道音骤然转冷,褪去所有平和,裹挟着天道极致的震怒轰然响彻,“私情祸乱万古,执念倾覆纪元。本应根除赎罪,你却执迷不悟,逆天悖序。”
“既不愿归序安天,便镇锁病灶、封压本源,将你永世囚于诊道,以一己之身禁锢万古失衡!”
轰——
整片虚无领域剧烈震颤,无数厚重漆黑的规则锁链自虚空深处迸发而出,缠绕着凛冽的秩序圣光,纵横交错、密密麻麻,瞬间封死天地间所有退路。
相较于第八诊的杀伐清算,第九诊的镇压更为窒息恐怖。
这不是一时的审判惩戒,而是永恒的囚笼禁锢。
天地放弃了温柔驯化、润物洗情的方式,转而施以最强硬的镇压,打算将他这颗顽固的本源病灶永久困锁在万古诊所,令他独自承载万古失衡的罪孽,换取外界众生万世安宁。
锁链破空疾驰,层层缠绕,死死桎梏住顾言洲的四肢与神魂。
极致的禁锢之力侵入皮肉骨髓,死死压制暴走的本源,锁死他所有逆行抗天的力量。纵使身躯被缚、神魂被压,顾言洲的脊背依旧挺拔如峰,眼底无半分畏惧,只剩愈发浓烈、近乎疯魔的偏执。
“永世囚禁?”
他低低嗤笑,笑意寒凉彻骨,裹挟着孤注一掷的决绝,“我若不愿,天地亦不能强留。”
“你们视我的深情为病态,视我的坚守为罪孽。”
“那我便病态到底,罪孽到底。”
他从未否认,自己的执念早已偏执入魔。
寻常情爱转瞬即逝,寻常困境知难而退。可他的爱意横跨千万年,历经虚妄骗局,熬过生死离别,浸透血泪苦难,早已脱离世俗情爱范畴,化作刻入本源、融入神魂的本能。
为这份羁绊,他可逆天道、崩秩序、抗万古、弃轮回。
哪怕被定义为病灶,被冠上罪孽,被永世镇压,他亦绝不松手、绝不退让。
规则锁链越收越紧,深深嵌入皮肉、侵蚀神魂,妄图磨灭他所有棱角与执念。
滔天压迫席卷全身,本源之力被层层压制瓦解,可顾言洲眼底的执念,却愈发滚烫炽热、坚不可摧。
他抬眸望向诊所厚重的隔绝壁垒,隔着层层时空阻隔,似是窥见了门外那缕迟迟不散、焦灼震颤的翠绿微光。
苏沫还在等他。
纵使全世界都逼他放弃,纵使天道宿命逼他无情,只要她尚在世间等候,他的执念便永不落幕。
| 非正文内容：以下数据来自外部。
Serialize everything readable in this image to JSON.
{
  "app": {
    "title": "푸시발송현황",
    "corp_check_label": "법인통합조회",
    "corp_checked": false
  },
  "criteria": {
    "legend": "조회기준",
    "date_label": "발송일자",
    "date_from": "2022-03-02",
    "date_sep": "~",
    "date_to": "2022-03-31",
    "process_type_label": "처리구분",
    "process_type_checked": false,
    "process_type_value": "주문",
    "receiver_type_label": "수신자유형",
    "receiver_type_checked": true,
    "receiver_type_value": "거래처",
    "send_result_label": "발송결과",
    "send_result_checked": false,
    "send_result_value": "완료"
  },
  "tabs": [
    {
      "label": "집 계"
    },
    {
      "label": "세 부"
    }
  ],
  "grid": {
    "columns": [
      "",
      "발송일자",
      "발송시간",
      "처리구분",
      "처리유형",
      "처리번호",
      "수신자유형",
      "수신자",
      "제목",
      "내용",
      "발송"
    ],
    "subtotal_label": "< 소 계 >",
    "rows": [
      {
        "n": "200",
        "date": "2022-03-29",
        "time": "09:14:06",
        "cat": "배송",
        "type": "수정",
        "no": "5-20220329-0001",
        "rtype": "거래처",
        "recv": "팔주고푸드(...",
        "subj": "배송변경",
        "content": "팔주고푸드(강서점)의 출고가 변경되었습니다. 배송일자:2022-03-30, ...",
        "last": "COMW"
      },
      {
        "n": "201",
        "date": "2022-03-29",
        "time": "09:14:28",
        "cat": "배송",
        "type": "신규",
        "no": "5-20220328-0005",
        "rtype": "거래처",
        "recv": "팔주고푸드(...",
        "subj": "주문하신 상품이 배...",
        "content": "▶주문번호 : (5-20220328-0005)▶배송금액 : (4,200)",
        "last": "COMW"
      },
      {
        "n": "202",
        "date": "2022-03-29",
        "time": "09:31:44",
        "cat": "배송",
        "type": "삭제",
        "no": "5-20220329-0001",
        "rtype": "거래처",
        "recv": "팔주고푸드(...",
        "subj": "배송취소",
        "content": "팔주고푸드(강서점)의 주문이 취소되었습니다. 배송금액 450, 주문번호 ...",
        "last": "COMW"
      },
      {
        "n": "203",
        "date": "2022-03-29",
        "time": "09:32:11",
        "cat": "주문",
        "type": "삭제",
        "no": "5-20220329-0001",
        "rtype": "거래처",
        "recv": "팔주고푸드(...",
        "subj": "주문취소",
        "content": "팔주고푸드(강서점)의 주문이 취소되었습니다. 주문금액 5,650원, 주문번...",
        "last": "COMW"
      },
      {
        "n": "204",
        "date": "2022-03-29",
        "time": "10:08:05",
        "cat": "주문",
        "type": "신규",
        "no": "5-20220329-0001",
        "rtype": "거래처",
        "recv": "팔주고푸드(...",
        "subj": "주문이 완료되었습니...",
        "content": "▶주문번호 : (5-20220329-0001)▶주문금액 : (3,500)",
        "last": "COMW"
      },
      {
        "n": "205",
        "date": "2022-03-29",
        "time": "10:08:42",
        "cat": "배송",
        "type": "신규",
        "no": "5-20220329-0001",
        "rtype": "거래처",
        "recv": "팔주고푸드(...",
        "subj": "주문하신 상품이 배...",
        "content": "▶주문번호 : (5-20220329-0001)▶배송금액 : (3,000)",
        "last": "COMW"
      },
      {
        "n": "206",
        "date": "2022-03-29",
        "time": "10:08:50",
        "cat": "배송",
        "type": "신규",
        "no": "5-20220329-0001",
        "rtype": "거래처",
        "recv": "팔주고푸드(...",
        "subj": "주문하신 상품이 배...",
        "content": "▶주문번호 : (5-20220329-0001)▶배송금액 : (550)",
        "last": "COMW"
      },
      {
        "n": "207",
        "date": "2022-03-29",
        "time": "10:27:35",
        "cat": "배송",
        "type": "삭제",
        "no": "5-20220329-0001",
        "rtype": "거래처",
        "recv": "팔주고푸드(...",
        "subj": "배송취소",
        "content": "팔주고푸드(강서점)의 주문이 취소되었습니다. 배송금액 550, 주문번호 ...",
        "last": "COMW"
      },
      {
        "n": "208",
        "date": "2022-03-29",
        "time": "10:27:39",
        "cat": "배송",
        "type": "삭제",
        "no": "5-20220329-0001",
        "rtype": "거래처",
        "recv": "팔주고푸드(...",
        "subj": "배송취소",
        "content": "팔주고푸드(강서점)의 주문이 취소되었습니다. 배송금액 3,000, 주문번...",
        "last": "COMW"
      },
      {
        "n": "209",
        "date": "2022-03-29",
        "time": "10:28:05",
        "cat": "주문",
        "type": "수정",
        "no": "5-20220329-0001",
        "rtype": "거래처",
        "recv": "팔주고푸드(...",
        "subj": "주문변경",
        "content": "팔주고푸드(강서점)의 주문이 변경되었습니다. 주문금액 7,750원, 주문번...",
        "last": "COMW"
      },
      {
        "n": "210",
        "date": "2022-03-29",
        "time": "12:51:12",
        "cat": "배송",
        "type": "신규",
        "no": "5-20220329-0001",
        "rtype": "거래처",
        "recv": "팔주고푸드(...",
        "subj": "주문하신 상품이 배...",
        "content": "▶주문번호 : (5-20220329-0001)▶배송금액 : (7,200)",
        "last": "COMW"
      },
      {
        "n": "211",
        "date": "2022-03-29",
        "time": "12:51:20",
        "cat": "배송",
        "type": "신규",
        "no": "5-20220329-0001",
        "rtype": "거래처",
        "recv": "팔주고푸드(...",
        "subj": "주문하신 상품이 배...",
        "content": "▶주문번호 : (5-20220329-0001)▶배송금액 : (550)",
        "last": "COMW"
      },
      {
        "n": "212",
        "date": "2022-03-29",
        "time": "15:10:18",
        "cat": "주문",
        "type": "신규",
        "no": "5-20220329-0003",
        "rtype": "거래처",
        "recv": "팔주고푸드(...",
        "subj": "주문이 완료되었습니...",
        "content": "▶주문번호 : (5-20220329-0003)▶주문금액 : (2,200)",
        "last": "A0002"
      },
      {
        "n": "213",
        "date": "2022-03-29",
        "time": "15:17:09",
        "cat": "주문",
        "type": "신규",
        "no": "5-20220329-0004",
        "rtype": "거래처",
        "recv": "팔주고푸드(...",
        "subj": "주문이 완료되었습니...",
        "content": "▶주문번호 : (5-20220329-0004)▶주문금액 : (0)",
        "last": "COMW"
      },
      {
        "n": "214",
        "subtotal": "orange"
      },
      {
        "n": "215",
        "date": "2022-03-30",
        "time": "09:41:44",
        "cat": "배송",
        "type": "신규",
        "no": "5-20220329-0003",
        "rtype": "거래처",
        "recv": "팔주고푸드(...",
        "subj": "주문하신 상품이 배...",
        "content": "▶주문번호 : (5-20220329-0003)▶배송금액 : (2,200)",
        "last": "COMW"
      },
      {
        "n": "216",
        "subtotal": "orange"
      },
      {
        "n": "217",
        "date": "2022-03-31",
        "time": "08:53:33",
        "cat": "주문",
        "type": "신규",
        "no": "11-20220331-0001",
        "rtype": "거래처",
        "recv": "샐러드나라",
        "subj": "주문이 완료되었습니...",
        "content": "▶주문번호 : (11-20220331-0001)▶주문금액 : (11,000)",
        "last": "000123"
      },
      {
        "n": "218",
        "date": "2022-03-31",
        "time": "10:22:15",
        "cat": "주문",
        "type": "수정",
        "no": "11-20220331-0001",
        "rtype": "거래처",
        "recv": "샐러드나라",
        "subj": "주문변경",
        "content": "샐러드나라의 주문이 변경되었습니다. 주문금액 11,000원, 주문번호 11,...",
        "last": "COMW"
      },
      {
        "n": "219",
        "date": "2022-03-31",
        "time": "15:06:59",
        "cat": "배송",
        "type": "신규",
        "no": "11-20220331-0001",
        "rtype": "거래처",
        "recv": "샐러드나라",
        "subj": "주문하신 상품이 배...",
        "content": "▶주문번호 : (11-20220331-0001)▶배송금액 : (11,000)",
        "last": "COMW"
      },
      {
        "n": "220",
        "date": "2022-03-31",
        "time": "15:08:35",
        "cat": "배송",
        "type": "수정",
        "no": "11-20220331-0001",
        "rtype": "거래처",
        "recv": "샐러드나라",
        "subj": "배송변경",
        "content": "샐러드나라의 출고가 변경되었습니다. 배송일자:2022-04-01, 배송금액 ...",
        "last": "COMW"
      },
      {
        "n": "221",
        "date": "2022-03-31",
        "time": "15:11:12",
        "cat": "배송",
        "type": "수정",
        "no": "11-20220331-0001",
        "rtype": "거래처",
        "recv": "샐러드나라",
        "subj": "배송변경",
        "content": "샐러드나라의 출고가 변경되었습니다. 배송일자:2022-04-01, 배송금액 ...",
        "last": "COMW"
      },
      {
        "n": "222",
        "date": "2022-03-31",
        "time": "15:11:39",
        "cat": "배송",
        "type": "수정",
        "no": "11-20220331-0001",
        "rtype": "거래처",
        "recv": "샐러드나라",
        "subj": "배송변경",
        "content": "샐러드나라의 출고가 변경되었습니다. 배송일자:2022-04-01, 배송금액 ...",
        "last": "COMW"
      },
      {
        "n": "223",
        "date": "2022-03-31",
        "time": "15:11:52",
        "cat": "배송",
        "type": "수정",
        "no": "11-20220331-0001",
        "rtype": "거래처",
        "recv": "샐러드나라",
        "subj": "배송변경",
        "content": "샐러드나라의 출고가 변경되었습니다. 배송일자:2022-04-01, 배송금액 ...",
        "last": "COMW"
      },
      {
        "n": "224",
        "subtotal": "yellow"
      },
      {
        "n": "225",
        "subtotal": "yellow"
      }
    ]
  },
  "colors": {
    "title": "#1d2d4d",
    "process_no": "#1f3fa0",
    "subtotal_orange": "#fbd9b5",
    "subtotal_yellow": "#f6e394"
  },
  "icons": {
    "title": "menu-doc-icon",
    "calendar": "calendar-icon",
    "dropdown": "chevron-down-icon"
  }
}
“你们妄图抹平我的七情,将我打磨成冰冷无情的秩序傀儡。”
顾言洲嗓音低沉沙哑,字字铿锵、句句泣血,“可你们永远不懂,这份所谓的病态执念,是我千万年孤寂余生里,唯一的生路。”
“无我无情,万古可安。”
“可我无她,万古皆空。”
一语落地,他不再被动承受、消极抵抗,尽数催动本源深处最偏执、最疯狂的力量。
被锁链禁锢的身躯骤然发力,周身金色本源逆势暴涨,与漆黑的规则锁链剧烈冲撞。刺耳的碎裂声响彻虚无,无数锁链纹路寸寸崩裂、纷纷剥落。
他以一己本源之威,硬撼天地终极秩序。
诊所门外的虚空,亦是动荡不息、风云翻涌。
秦烈勉强稳住濒临溃散的神魂,眼底数据流疯狂跳动,血色预警刷屏不止。他倾尽残余算力窥探诊所内的战局,心神一次次剧烈震颤。
“不对……主宰的情绪在失控。”
秦烈声音发颤,满心震撼,“他并非在常规抗衡天道,而是在放任自身执念疯长,以这份病态执念驱动本源,逆势对抗第九诊的终极规则!”
医者静立虚空,凝望着剧烈震颤的诊所结界,眼底盛满穿透万古的悲凉与通透。
世人皆盼天道公允、棋局落幕、万古归安。
唯独顾言洲,宁愿让棋局永无宁日,宁愿自身永坠黑暗深渊,也不肯舍弃那束唯一温暖他万古的羁绊。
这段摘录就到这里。